Skoda go and do it again with a 'Superb' 4X4

The Superb has already established itself as the best luxury car in the non-executive segment, but now it has gone one step further.

At the time I personally didn't believe you could improve on perfection - but I was clearly wrong.

The Czech car giant stunned the motoring press when they trumped the ingenious saloon/hatch with the birth of the Combi in late 2009. Surely they couldn't do it again?

Yep, I'm afraid so . . . and this time it's a combination of all three - a premium Combi (estate) with 'always on' 4X4.

Now, don't forget this is the car billed as the only model in the business that you can't buy extras for. The options list simply consists of poke and if it's more power you're after the more it costs.

Never before had we seen a saloon come with so much luxury, technology and equipment as standard on the Elegance spec.


The 2.0litre, 170bhp (€481 tax) TDi comes with the same star line-up including full leather interior with electric front and rear heated seats; sat nav, Parking Assistant (which parallel parks the car for you), cruise control, Bi-Zenon head lamps with AFS (lights that corner with the car) integrated headlamp washers, heated electric mirrors, on-board computer, bluetooth phone, touch screen radio/CD and up to 20GB of internal music storage and DVD playback to name but a few.

It's also gargantuan inside with enough space (1,865 litres with the seats folded down) to lug around a full sized grandfather clock.

But it's the clever 4X4 system or Haldex Clutch which will blow you away.

This on-demand all-wheel drive operates much like traction control and kicks in when the car detects a loss of grip in any one corner.

A series of sensors link up with the ABS/ESP control unit and steering to feed information into the axle unit which then distributes the power accordingly.

In normal driving conditions the majority of power is delivered to the front wheels (96%) and 4% to the rear.
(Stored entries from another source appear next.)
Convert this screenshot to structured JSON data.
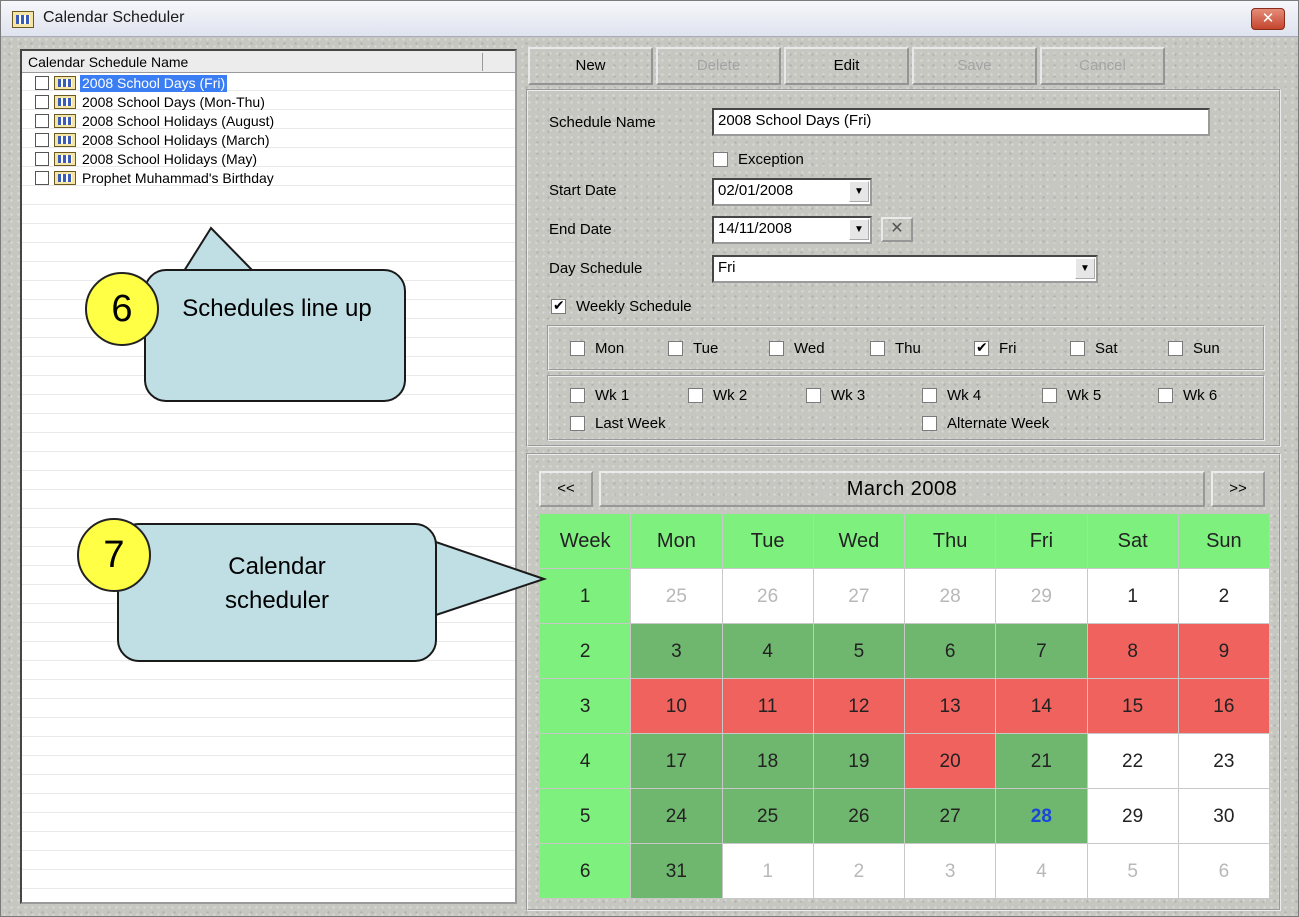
{
  "window": {
    "title": "Calendar Scheduler",
    "close_label": "✕"
  },
  "list": {
    "header": "Calendar Schedule Name",
    "items": [
      {
        "label": "2008 School Days (Fri)",
        "selected": true
      },
      {
        "label": "2008 School Days (Mon-Thu)",
        "selected": false
      },
      {
        "label": "2008 School Holidays (August)",
        "selected": false
      },
      {
        "label": "2008 School Holidays (March)",
        "selected": false
      },
      {
        "label": "2008 School Holidays (May)",
        "selected": false
      },
      {
        "label": "Prophet Muhammad's Birthday",
        "selected": false
      }
    ]
  },
  "toolbar": {
    "new": "New",
    "delete": "Delete",
    "edit": "Edit",
    "save": "Save",
    "cancel": "Cancel"
  },
  "form": {
    "schedule_name_label": "Schedule Name",
    "schedule_name_value": "2008 School Days (Fri)",
    "exception_label": "Exception",
    "start_date_label": "Start Date",
    "start_date_value": "02/01/2008",
    "end_date_label": "End Date",
    "end_date_value": "14/11/2008",
    "day_schedule_label": "Day Schedule",
    "day_schedule_value": "Fri",
    "weekly_label": "Weekly Schedule",
    "days": [
      {
        "label": "Mon",
        "checked": false
      },
      {
        "label": "Tue",
        "checked": false
      },
      {
        "label": "Wed",
        "checked": false
      },
      {
        "label": "Thu",
        "checked": false
      },
      {
        "label": "Fri",
        "checked": true
      },
      {
        "label": "Sat",
        "checked": false
      },
      {
        "label": "Sun",
        "checked": false
      }
    ],
    "weeks": [
      "Wk 1",
      "Wk 2",
      "Wk 3",
      "Wk 4",
      "Wk 5",
      "Wk 6"
    ],
    "last_week_label": "Last Week",
    "alternate_week_label": "Alternate Week",
    "clear_label": "✕",
    "dropdown_arrow": "▼"
  },
  "calendar": {
    "prev_label": "<<",
    "next_label": ">>",
    "month_label": "March  2008",
    "headers": [
      "Week",
      "Mon",
      "Tue",
      "Wed",
      "Thu",
      "Fri",
      "Sat",
      "Sun"
    ],
    "rows": [
      {
        "week": "1",
        "days": [
          [
            "25",
            "other"
          ],
          [
            "26",
            "other"
          ],
          [
            "27",
            "other"
          ],
          [
            "28",
            "other"
          ],
          [
            "29",
            "other"
          ],
          [
            "1",
            "plain"
          ],
          [
            "2",
            "plain"
          ]
        ]
      },
      {
        "week": "2",
        "days": [
          [
            "3",
            "school"
          ],
          [
            "4",
            "school"
          ],
          [
            "5",
            "school"
          ],
          [
            "6",
            "school"
          ],
          [
            "7",
            "school"
          ],
          [
            "8",
            "holiday"
          ],
          [
            "9",
            "holiday"
          ]
        ]
      },
      {
        "week": "3",
        "days": [
          [
            "10",
            "holiday"
          ],
          [
            "11",
            "holiday"
          ],
          [
            "12",
            "holiday"
          ],
          [
            "13",
            "holiday"
          ],
          [
            "14",
            "holiday"
          ],
          [
            "15",
            "holiday"
          ],
          [
            "16",
            "holiday"
          ]
        ]
      },
      {
        "week": "4",
        "days": [
          [
            "17",
            "school"
          ],
          [
            "18",
            "school"
          ],
          [
            "19",
            "school"
          ],
          [
            "20",
            "holiday"
          ],
          [
            "21",
            "school"
          ],
          [
            "22",
            "plain"
          ],
          [
            "23",
            "plain"
          ]
        ]
      },
      {
        "week": "5",
        "days": [
          [
            "24",
            "school"
          ],
          [
            "25",
            "school"
          ],
          [
            "26",
            "school"
          ],
          [
            "27",
            "school"
          ],
          [
            "28",
            "today"
          ],
          [
            "29",
            "plain"
          ],
          [
            "30",
            "plain"
          ]
        ]
      },
      {
        "week": "6",
        "days": [
          [
            "31",
            "school"
          ],
          [
            "1",
            "other"
          ],
          [
            "2",
            "other"
          ],
          [
            "3",
            "other"
          ],
          [
            "4",
            "other"
          ],
          [
            "5",
            "other"
          ],
          [
            "6",
            "other"
          ]
        ]
      }
    ]
  },
  "callouts": {
    "six_number": "6",
    "six_text": "Schedules line up",
    "seven_number": "7",
    "seven_text": "Calendar scheduler"
  }
}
Should you begin to lose grip at the front the clutch diverts power to the rear (90%) and 10% front.

On surfaces like snow or gravel the power is evenly transmitted (25%) to all 4 corners.

If however there is a poor response on one side only, traction is divided up with 85% going to the unaffected side and 5% the rest.

Brilliantly simple, but it does take a little getting used to. The car stalled several times on a steep incline when I misjudged the bite leaving an underground carpark.

That though, is more than compensated for by the Skoda brolly stowed in the rear door.

The Superb Combi 4X4 starts at €37,105.